Dei 259 morti, ben 73 erano immigrati italiani[1].

Il contesto

Nel 1905 la St. Paul Coal Company aprì la miniera di Cherry per rifornire di carbone i treni della sua società controllante, la Chicago, Milwaukee & St. Paul Railroad[1]. La miniera consisteva in tre filoni orizzontali, ognuno più profondo dell'altro. Le vene erano collegate verticalmente da due pozzi distanti tra loro circa 91 m. Sia il pozzo principale che quello secondario contenevano scale e scalette di legno. Il pozzo principale era sormontato da un'asta in acciaio di 26 metri che reggeva una gabbia di sollevamento meccanica. Un grande ventilatore, situato in una derivazione del pozzo secondario, immetteva aria fresca nella miniera.

I minatori erano per lo più immigrati, soprattutto italiani, molti dei quali non parlavano inglese. Lavoravano nel sito anche operai provenienti dall'Austria-Ungheria e dell'Impero russo. All'epoca del disastro lavoravano in miniera anche ragazzi di 11 anni. Invece di un salario fisso all'ora, la paga era a cottimo.

Il disastro

La folla in attesa di notizie presso la bocca della miniera.

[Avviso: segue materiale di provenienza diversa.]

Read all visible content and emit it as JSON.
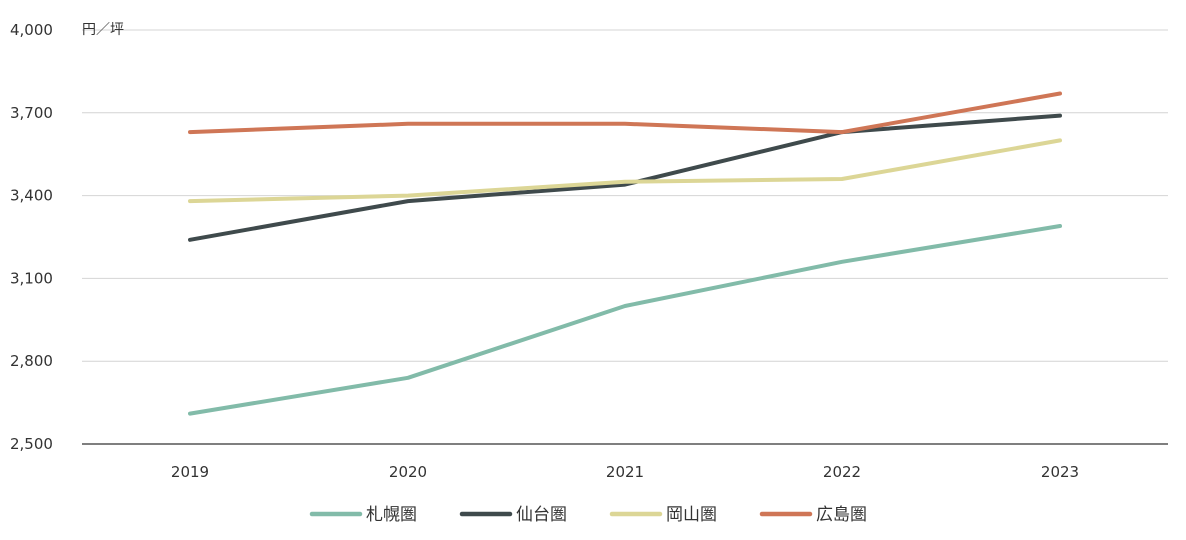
{
  "chart_data": {
    "type": "line",
    "unit_label": "円／坪",
    "categories": [
      "2019",
      "2020",
      "2021",
      "2022",
      "2023"
    ],
    "yticks": [
      "2,500",
      "2,800",
      "3,100",
      "3,400",
      "3,700",
      "4,000"
    ],
    "ylim": [
      2500,
      4000
    ],
    "grid": true,
    "legend_position": "bottom",
    "series": [
      {
        "name": "札幌圏",
        "color": "#82bba9",
        "values": [
          2610,
          2740,
          3000,
          3160,
          3290
        ]
      },
      {
        "name": "仙台圏",
        "color": "#3f4a4c",
        "values": [
          3240,
          3380,
          3440,
          3630,
          3690
        ]
      },
      {
        "name": "岡山圏",
        "color": "#dcd696",
        "values": [
          3380,
          3400,
          3450,
          3460,
          3600
        ]
      },
      {
        "name": "広島圏",
        "color": "#cf7656",
        "values": [
          3630,
          3660,
          3660,
          3630,
          3770
        ]
      }
    ]
  }
}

Sabato 13 novembre 1909, circa 481 uomini e ragazzi e tre dozzine di muli stavano lavorando nella miniera[1]. Un'interruzione di corrente elettrica all'inizio della settimana aveva costretto gli operai ad accendere lanterne e torce a cherosene. Alcune erano portatili, altre erano incastonate nelle pareti della miniera. Poco dopo mezzogiorno, un vagone da carbone pieno di fieno per i muli prese fuoco a causa di una delle lanterne a muro. L'incendio passò inosservato per 45 minuti, quando alcuni operai cercarono spegnere le fiamme spostando il carriaggio. Nel fare questo però gli operai, involontariamente, propagarono l'incendio alle travi di sostegno della miniera. Nel tentativo di ridurre i danni e nel tentativo di spegnere l'incendio il grande ventilatore della miniera fu invertito. Anche quest'ultimo intervento però fu solo controproducente, dal momento che prese fuoco non solo il casotto del ventilatore, ma anche le scale di fuga e le scale del pozzo secondario. In questo concatenarsi di errori i minatori ancora all'interno delle gallerie rimasero intrappolati.

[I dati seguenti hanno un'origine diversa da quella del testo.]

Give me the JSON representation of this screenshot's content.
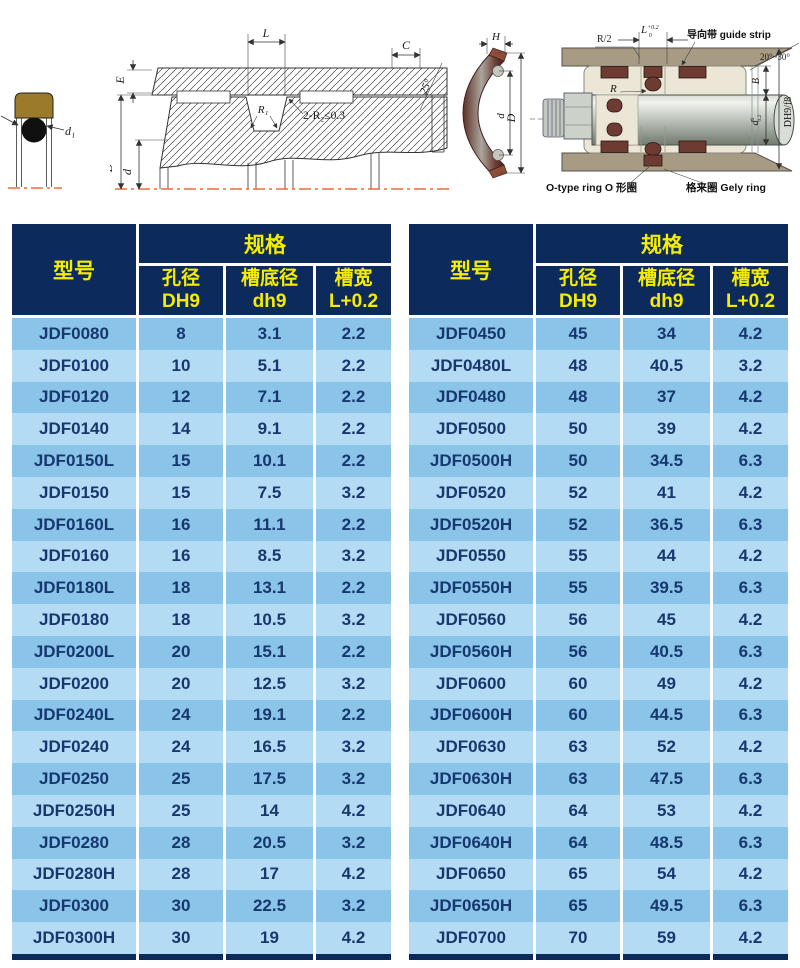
{
  "colors": {
    "header_bg": "#0c2b5c",
    "header_text": "#f6ec00",
    "row_dark": "#8bc4e9",
    "row_light": "#b4dbf4",
    "cell_text": "#17386e",
    "centerline": "#f26a3a",
    "seal_brown": "#9b7b2a",
    "maroon": "#6e3b33",
    "tan": "#a89b83",
    "cream": "#ebe6d5"
  },
  "diagrams": {
    "left_seal": {
      "d1": "d₁"
    },
    "section": {
      "L": "L",
      "C": "C",
      "E": "E",
      "D": "D",
      "d": "d",
      "R1": "R₁",
      "R2_note": "2-R₂≤0.3",
      "angle": "25°"
    },
    "profile": {
      "H": "H",
      "d": "d",
      "D": "D"
    },
    "assembly": {
      "R_half": "R/2",
      "L": "L",
      "L_sup": "+0.2",
      "L_sub": "0",
      "guide_strip": "导向带 guide strip",
      "angle_range": "20°~30°",
      "B": "B",
      "R": "R",
      "d": "d",
      "d_sup": "0",
      "d_sub": "0.2",
      "fit": "DH9/f8",
      "o_ring": "O-type ring O 形圈",
      "gely_ring": "格来圈 Gely ring"
    }
  },
  "table": {
    "headers": {
      "model": "型号",
      "spec": "规格",
      "bore_cn": "孔径",
      "bore_code": "DH9",
      "groove_cn": "槽底径",
      "groove_code": "dh9",
      "width_cn": "槽宽",
      "width_code": "L+0.2"
    },
    "left_rows": [
      [
        "JDF0080",
        "8",
        "3.1",
        "2.2"
      ],
      [
        "JDF0100",
        "10",
        "5.1",
        "2.2"
      ],
      [
        "JDF0120",
        "12",
        "7.1",
        "2.2"
      ],
      [
        "JDF0140",
        "14",
        "9.1",
        "2.2"
      ],
      [
        "JDF0150L",
        "15",
        "10.1",
        "2.2"
      ],
      [
        "JDF0150",
        "15",
        "7.5",
        "3.2"
      ],
      [
        "JDF0160L",
        "16",
        "11.1",
        "2.2"
      ],
      [
        "JDF0160",
        "16",
        "8.5",
        "3.2"
      ],
      [
        "JDF0180L",
        "18",
        "13.1",
        "2.2"
      ],
      [
        "JDF0180",
        "18",
        "10.5",
        "3.2"
      ],
      [
        "JDF0200L",
        "20",
        "15.1",
        "2.2"
      ],
      [
        "JDF0200",
        "20",
        "12.5",
        "3.2"
      ],
      [
        "JDF0240L",
        "24",
        "19.1",
        "2.2"
      ],
      [
        "JDF0240",
        "24",
        "16.5",
        "3.2"
      ],
      [
        "JDF0250",
        "25",
        "17.5",
        "3.2"
      ],
      [
        "JDF0250H",
        "25",
        "14",
        "4.2"
      ],
      [
        "JDF0280",
        "28",
        "20.5",
        "3.2"
      ],
      [
        "JDF0280H",
        "28",
        "17",
        "4.2"
      ],
      [
        "JDF0300",
        "30",
        "22.5",
        "3.2"
      ],
      [
        "JDF0300H",
        "30",
        "19",
        "4.2"
      ]
    ],
    "right_rows": [
      [
        "JDF0450",
        "45",
        "34",
        "4.2"
      ],
      [
        "JDF0480L",
        "48",
        "40.5",
        "3.2"
      ],
      [
        "JDF0480",
        "48",
        "37",
        "4.2"
      ],
      [
        "JDF0500",
        "50",
        "39",
        "4.2"
      ],
      [
        "JDF0500H",
        "50",
        "34.5",
        "6.3"
      ],
      [
        "JDF0520",
        "52",
        "41",
        "4.2"
      ],
      [
        "JDF0520H",
        "52",
        "36.5",
        "6.3"
      ],
      [
        "JDF0550",
        "55",
        "44",
        "4.2"
      ],
      [
        "JDF0550H",
        "55",
        "39.5",
        "6.3"
      ],
      [
        "JDF0560",
        "56",
        "45",
        "4.2"
      ],
      [
        "JDF0560H",
        "56",
        "40.5",
        "6.3"
      ],
      [
        "JDF0600",
        "60",
        "49",
        "4.2"
      ],
      [
        "JDF0600H",
        "60",
        "44.5",
        "6.3"
      ],
      [
        "JDF0630",
        "63",
        "52",
        "4.2"
      ],
      [
        "JDF0630H",
        "63",
        "47.5",
        "6.3"
      ],
      [
        "JDF0640",
        "64",
        "53",
        "4.2"
      ],
      [
        "JDF0640H",
        "64",
        "48.5",
        "6.3"
      ],
      [
        "JDF0650",
        "65",
        "54",
        "4.2"
      ],
      [
        "JDF0650H",
        "65",
        "49.5",
        "6.3"
      ],
      [
        "JDF0700",
        "70",
        "59",
        "4.2"
      ]
    ]
  }
}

Parenti delle vittime davanti alle bare.

I due pozzi vennero quindi chiusi per soffocare l'incendio, ma questo ebbe l'effetto di togliere ossigeno ai minatori e di permettere all'“umidità nera”, una miscela soffocante di anidride carbonica e azoto, di accumularsi nella miniera.

Circa 200 uomini e ragazzi raggiunsero la superficie, alcuni attraverso i pozzi di fuga, altri utilizzando la gabbia di sollevamento. Alcuni minatori che erano già riusciti a fuggire tornarono nella miniera per aiutare i loro colleghi. Dodici di questi, guidati da John Bundy, compirono sei pericolosi viaggi in gabbia, salvando molti altri. Il settimo viaggio, tuttavia, si rivelò fatale quando l'operatore della gabbia fraintese i segnali dei minatori e li riportò in superficie troppo tardi: i soccorritori e coloro che avevano tentato di salvare erano infatti morti bruciati.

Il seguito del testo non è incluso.